Rod Johnson claims that the main reason you'd want to use a Session Facade is if you're doing container managed transactions - which aren't necessary with more modern frameworks (like Spring.)
He says that if you have business logic - put it in the POJO. (Which I agree with - I think its a more object-oriented approach - rather than implementing a session EJB.)
http://forum.springframework.org/showthread.php?t=18155
Happy to hear contrasting arguments.
It seems that whenever you talk about anything J2EE related - there are always a whole bunch of assumptions behind the scenes - which people assume one way or the other - which then leads to confusion. (I probably could have made the question clearer too.)
Assuming (a) we want to use container managed transactions in a strict sense through the EJB specification then
Session facades are a good idea - because they abstract away the low-level database transactions to be able to provide higher level application transaction management.
Assuming (b) that you mean the general architectural concept of the session façade - then
Decoupling services and consumers and providing a friendly interface over the top of this is a good idea. Computer science has solved lots of problems by 'adding an additional layer of indirection'.
Rod Johnson writes "SLSBs with remote interfaces provide a very good solution for distributed applications built over RMI. However, this is a minority requirement. Experience has shown that we don't want to use distributed architecture unless forced to by requirements. We can still service remote clients if necessary by implementing a remoting façade on top of a good co-located object model." (Johnson, R "J2EE Development without EJB" p119.)

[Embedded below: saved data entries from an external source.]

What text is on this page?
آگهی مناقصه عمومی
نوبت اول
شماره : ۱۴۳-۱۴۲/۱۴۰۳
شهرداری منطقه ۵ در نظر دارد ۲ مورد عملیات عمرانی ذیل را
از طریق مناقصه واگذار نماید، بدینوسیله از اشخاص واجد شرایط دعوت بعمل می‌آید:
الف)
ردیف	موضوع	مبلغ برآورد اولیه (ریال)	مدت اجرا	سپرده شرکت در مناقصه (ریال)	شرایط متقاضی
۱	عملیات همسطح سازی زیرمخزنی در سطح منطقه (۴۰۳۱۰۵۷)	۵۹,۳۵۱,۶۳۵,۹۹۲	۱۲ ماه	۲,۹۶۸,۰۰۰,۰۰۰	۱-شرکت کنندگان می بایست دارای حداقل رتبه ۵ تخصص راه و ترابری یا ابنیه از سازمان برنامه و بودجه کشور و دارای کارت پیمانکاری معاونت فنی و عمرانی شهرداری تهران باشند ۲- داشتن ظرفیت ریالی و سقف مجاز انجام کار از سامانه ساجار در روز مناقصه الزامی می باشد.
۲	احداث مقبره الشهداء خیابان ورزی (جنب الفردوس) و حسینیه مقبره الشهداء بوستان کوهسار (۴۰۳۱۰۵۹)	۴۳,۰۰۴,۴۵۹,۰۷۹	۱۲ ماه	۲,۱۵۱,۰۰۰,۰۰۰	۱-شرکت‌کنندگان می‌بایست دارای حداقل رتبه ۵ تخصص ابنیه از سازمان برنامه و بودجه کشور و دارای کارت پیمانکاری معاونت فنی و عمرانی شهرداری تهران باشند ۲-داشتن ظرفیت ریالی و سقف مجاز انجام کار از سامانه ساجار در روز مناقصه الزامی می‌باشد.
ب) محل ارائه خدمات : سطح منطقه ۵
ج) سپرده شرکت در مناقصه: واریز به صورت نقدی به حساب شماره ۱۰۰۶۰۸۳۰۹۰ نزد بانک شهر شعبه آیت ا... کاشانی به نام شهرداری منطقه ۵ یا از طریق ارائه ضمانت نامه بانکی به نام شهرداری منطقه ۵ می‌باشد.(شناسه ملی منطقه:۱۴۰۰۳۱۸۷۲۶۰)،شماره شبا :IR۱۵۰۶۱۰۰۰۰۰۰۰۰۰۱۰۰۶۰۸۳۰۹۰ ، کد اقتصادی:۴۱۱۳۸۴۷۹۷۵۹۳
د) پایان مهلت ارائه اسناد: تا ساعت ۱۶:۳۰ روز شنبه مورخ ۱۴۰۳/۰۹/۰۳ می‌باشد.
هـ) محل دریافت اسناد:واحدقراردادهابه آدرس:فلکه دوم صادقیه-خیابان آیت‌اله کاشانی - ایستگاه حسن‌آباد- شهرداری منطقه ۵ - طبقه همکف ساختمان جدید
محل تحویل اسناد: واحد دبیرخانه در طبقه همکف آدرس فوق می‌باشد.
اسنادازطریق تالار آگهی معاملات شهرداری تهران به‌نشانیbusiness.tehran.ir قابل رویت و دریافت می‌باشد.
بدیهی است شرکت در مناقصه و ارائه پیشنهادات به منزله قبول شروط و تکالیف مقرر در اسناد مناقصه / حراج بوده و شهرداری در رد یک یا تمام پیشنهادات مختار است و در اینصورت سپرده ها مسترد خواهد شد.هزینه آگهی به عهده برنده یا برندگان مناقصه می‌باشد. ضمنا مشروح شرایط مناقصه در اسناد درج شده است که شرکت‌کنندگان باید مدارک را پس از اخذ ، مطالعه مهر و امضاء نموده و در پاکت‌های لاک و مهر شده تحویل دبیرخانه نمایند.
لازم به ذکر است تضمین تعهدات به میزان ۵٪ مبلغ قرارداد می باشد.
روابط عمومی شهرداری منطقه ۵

Assuming (c) that you consider the EJB specification (and in particular the session façade component) to be a blight on the landscape of good design then:
Rod Johnson writes
"In general, there are not many reasons you would use a local SLSB at all in a Spring application, as Spring provides more capable declarative transaction management than EJB, and CMT is normally the main motivation for using local SLSBs. So you might not need th EJB layer at all. " http://forum.springframework.org/showthread.php?t=18155
In an environment where performance and scalability of the web server are the primary concerns - and cost is an issue - then the session facade architecture looks less attractive - it can be simpler to talk directly to the datbase (although this is more about tiering.)